More than 130 thousand people have signed a petition by Amnesty International urging TripAdvisor to remove its listings in Israeli settlements, according to Abu Zeyad.

TripAdvisor described Amnesty’s allegations as “disappointing rhetoric” and said that it had “inappropriately” conflated business listings by supporting one party over another within an “international dispute”.

The company said it does not remove listings or businesses that remain active and open for business, and believes travellers using the platform should be able to see all “relevant” information about a destination.

“TripAdvisor’s aim is to provide travellers with an apolitical, accurate and useful picture of all travel and hospitality businesses that are open for business, anywhere in the world,” a company spokesperson told Travel Weekly.

“[I]n our role as an information platform, a listing does not constitute an endorsement of a nation’s policies or an endorsement of that business … Our goal is to provide our users with information about these businesses good or bad, so they can make up their own decisions when travelling.

“Amnesty’s accusations are disappointing rhetoric from an organisation that so nobly supports the cause of human rights, rhetoric that we believe threatens to censor the availability of information on the Internet,” a TripAdvisor spokesperson told Travel Weekly.

This isn’t the first time the company has been on the receiving end of accusations of negligence when it comes to how it handles sensitive situations. TripAdvisor was recently criticised for not doing enough to protect traveller safety, following allegations of travellers being raped in hotels that remained listed on TripAdvisor.

TripAdvisor responded to Travel Weekly at the time that: “We believe we play an important role in making sure we provide consumers with useful information. As such, we continue to iterate on new and better ways to make health and safety information more visible and available to better serve our global community.”
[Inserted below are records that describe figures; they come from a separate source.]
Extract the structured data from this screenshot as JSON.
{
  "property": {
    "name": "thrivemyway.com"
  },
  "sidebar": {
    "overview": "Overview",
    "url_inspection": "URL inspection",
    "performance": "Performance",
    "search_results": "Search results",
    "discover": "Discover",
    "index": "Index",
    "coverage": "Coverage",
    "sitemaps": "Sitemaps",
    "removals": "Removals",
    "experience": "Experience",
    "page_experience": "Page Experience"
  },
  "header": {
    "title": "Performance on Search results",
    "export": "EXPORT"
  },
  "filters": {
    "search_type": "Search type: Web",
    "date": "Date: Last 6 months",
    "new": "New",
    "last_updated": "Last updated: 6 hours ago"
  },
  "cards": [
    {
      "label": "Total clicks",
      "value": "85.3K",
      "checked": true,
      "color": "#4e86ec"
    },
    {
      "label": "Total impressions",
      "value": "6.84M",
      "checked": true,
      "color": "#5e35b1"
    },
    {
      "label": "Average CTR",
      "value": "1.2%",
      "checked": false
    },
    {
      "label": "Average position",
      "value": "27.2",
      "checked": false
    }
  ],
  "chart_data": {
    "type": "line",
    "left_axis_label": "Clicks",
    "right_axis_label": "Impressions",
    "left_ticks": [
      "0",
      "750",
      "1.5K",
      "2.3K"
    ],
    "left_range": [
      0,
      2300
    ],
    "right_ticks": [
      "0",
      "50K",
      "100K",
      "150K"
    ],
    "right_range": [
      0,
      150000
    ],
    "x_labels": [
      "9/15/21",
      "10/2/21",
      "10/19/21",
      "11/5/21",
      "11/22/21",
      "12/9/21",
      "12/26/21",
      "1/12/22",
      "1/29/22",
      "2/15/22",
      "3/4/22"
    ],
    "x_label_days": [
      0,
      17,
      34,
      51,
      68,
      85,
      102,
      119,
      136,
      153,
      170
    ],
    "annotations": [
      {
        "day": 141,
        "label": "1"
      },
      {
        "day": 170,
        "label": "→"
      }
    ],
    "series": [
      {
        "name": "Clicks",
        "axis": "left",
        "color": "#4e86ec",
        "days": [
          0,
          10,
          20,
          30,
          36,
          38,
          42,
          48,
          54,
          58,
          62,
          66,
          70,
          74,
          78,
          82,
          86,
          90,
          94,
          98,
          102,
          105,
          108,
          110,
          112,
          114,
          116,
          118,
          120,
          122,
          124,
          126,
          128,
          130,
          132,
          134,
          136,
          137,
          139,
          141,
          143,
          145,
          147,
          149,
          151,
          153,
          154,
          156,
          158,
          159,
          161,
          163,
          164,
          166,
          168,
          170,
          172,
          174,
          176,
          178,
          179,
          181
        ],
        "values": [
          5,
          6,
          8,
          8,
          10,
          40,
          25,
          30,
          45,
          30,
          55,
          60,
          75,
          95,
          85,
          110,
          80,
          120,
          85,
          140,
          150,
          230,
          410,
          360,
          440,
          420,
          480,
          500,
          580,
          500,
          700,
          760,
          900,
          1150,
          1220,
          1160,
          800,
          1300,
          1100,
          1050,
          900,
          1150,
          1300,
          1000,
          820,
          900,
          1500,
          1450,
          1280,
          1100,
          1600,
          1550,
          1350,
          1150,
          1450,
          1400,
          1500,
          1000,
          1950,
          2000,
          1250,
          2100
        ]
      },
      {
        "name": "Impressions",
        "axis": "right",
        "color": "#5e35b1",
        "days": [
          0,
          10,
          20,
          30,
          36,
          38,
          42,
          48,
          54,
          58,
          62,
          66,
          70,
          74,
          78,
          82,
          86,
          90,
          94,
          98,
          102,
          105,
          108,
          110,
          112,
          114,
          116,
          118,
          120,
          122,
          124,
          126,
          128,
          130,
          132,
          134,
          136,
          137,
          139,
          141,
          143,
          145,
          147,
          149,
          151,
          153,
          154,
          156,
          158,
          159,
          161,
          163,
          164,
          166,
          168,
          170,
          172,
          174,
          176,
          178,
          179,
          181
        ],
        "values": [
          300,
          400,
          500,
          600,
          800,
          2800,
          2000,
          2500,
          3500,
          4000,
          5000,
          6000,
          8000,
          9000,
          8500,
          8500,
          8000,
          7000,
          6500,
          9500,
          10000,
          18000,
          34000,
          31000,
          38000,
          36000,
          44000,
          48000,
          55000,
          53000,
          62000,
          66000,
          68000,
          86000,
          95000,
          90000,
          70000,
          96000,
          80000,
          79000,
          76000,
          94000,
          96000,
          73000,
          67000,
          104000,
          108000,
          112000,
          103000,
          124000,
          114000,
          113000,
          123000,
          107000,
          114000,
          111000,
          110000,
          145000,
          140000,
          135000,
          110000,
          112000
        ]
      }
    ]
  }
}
After multiple media reports, some 700,000 signatures on a petition from a rape survivor and multiple calls from the public to address the matter, TripAdvisor introduced a safety review filter, allowing travellers to see critical safety information about listings on the site.

TripAdvisor’s president of core experiences, Lindsay Nelson, said at the time that the introduction of this safety review filter was just the start of the company’s commitment to elevating safety information.

So far, Abu Zeyad believes TripAdvisor’s responses to Amnesty International appear to suggest the company has no responsibility to stop advertising activities in or with Israeli settlements or other listings that violate international law.

Amnesty International has urged that it is not calling for a boycott of Israel.

“We want online booking companies to stop pumping money into an enterprise which causes terrible suffering to Palestinians, and violates international law,” it said.

Amnesty International estimates there are some 250 Israeli settlements in the West Bank and East Jerusalem, ranging from tiny villages to large towns. Under international law these settlements, established on land occupied by a foreign power, are illegal.

Travel Weekly has contacted Booking.com and Expedia for comment.

In April, Travel Weekly reported that Airbnb would delist some 200 listings in Israeli settlements in a show of solidarity to Palestinians displaced from OPT.

But, after a suit in a Jerusalem District Court and two in a US federal court were raised against the company, it backflipped on its decision and did not move forward with the removals.

Following this, Airbnb said it would not profit from properties in the region and announced it would donate money raised by any host activity in the West Bank to humanitarian aid.

“Airbnb has never boycotted Israel, Israeli businesses, or the more than 20,000 Israeli hosts who are active on the Airbnb platform,” it said. “We have always sought to bring people together and will continue to work with our community to achieve this goal.”

The Human Rights Watch said that Airbnb’s stance showed the company is “complicit in the abuses settlements trigger”.